Jeff and Sheri Easter - I Just Came to Talk to You Lord Lyrics
Lyrics
I didn't come here to ask You for anything
I just came to talk with you Lord
You've answered a million prayers
That I forgot to thank You for
I just came to talk with You Lord
Maybe tomorrow there'll be trouble and sorrow
And a thousand teardrops may fall
But until I face tomorrows task
I have no special favour to ask
I just came to talk with you Lord
How many times Lord
Have troubles brought me down to my knees
Oh but this time I just came to talk with you Lord
You see I really have no selfish motive in mind
I just came to thank you Lord for all the other times
Maybe tomorrow there'll be trouble and sorrow
And a thousand teardrops may fall
But until I face tomorrows task
I have no special favour to ask
I just came to talk with you Lord
I just came to talk with you Lord
Video
Bill & Gloria Gaither - I Just Came to Talk to You, Lord [Live] ft. Sheri Easter
Meaning & Inspiration
That line about having no special favor to ask really sticks with me. Most of the time, my prayers are just a long list of things I’m stressed about or needs I’m trying to get met. I mean, Jesus told us to ask, seek, and knock, but there is something so quiet and grounding about just showing up because you actually want to be in the presence of the One who made you. It feels like what David meant when he said he wanted to dwell in the house of the Lord all his days, not just to get stuff from Him, but just to look upon His beauty.

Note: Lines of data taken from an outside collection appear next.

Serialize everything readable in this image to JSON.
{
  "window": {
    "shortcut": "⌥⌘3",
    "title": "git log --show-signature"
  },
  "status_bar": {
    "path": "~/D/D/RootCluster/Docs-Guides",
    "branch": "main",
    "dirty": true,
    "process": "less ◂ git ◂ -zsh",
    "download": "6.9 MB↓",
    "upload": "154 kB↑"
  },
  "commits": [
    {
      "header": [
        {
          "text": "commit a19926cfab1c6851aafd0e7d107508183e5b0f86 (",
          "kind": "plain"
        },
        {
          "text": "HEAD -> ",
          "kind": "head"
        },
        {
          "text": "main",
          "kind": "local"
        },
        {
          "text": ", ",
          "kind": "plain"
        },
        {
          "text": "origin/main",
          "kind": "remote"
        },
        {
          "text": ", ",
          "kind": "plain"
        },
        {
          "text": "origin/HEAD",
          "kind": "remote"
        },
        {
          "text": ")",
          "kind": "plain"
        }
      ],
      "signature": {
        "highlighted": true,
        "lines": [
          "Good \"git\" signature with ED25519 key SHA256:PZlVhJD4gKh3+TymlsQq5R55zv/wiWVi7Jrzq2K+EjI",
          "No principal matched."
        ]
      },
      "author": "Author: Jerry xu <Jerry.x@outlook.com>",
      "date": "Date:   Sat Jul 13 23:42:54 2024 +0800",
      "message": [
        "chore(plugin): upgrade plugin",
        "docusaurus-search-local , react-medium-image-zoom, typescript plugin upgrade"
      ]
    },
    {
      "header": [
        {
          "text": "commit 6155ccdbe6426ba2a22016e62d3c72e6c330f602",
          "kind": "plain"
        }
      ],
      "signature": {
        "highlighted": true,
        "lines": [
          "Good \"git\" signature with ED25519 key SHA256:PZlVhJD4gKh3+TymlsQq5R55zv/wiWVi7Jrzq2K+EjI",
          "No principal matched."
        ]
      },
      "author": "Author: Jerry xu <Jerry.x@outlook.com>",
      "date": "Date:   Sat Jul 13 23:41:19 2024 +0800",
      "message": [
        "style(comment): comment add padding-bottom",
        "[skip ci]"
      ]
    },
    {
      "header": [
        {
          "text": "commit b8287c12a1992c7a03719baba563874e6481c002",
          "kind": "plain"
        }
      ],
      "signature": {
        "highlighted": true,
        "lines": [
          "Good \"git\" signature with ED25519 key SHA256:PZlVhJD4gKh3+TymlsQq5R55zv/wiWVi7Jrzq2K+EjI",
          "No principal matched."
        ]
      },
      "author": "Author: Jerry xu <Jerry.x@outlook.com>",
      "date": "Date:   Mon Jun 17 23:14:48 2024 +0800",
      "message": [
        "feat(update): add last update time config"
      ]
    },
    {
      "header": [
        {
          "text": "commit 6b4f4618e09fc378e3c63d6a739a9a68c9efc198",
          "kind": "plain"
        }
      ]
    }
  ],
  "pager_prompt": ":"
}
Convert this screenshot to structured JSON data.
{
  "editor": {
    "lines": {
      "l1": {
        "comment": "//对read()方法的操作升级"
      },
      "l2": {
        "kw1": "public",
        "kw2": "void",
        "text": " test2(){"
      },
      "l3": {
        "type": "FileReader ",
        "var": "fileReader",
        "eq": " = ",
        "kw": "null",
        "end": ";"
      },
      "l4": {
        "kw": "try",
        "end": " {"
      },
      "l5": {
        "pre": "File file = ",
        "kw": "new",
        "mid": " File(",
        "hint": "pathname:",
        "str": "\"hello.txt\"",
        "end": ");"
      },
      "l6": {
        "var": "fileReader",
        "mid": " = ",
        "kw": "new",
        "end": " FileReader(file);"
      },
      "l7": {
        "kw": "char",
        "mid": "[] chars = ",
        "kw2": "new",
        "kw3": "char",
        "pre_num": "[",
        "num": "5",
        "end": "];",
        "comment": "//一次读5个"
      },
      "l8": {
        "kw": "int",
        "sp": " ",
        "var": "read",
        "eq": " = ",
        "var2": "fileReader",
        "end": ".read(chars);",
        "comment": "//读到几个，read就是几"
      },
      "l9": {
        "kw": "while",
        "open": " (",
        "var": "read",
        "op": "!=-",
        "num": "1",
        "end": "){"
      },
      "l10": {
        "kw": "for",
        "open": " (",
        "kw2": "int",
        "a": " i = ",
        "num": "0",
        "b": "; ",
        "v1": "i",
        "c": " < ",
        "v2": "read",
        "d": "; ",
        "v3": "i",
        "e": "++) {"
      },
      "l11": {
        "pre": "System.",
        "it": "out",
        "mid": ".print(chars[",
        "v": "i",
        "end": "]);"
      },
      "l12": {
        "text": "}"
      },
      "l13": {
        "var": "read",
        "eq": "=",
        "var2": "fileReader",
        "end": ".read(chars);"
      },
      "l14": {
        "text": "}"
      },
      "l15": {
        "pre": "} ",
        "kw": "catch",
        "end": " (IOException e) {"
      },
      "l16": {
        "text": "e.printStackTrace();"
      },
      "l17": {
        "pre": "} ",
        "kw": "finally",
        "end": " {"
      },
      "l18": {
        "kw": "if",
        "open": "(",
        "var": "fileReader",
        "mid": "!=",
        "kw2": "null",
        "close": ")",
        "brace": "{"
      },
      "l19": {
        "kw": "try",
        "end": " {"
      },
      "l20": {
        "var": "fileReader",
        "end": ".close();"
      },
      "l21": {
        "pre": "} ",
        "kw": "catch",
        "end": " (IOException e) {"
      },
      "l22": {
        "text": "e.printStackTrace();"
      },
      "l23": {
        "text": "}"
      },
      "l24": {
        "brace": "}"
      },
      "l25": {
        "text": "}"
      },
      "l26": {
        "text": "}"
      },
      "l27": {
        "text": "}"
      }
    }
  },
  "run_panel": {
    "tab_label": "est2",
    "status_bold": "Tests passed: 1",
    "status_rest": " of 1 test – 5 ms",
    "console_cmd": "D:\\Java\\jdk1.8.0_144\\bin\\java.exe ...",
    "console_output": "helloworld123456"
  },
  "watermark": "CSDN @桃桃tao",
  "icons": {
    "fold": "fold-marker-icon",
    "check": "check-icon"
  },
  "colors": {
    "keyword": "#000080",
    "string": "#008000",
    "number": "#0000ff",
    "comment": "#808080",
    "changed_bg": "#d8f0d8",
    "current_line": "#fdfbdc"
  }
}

It makes me wonder if I’m missing the point of prayer most days. The song talks about thanking Him for things I forgot to mention before, and honestly, that’s convicting. I spend so much energy worrying about tomorrow’s sorrow, like the lyrics mention, that I’m usually moving on to the next crisis before I’ve even stopped to acknowledge the grace that got me through the morning. It’s a bit humbling to realize how transactional my relationship with God can get.
Still, I find myself questioning if it’s even possible to come to God without a motive. Is it truly honest to say I have no selfish intent? Even in the quiet, I’m usually looking for peace or comfort for myself. I suppose that’s why the song feels so fragile. It’s reaching for a state of pure communion that seems so far from my messy, needy reality. It isn’t that asking for help is wrong—we’re told to cast our cares on Him because He cares—but there’s a tension there, isn't there? Between needing Him to be our lifeline in the storm and just wanting to sit across from Him, empty-handed, and acknowledge that He is enough even when nothing is being fixed. I’m not sure I’m capable of that kind of stillness for long.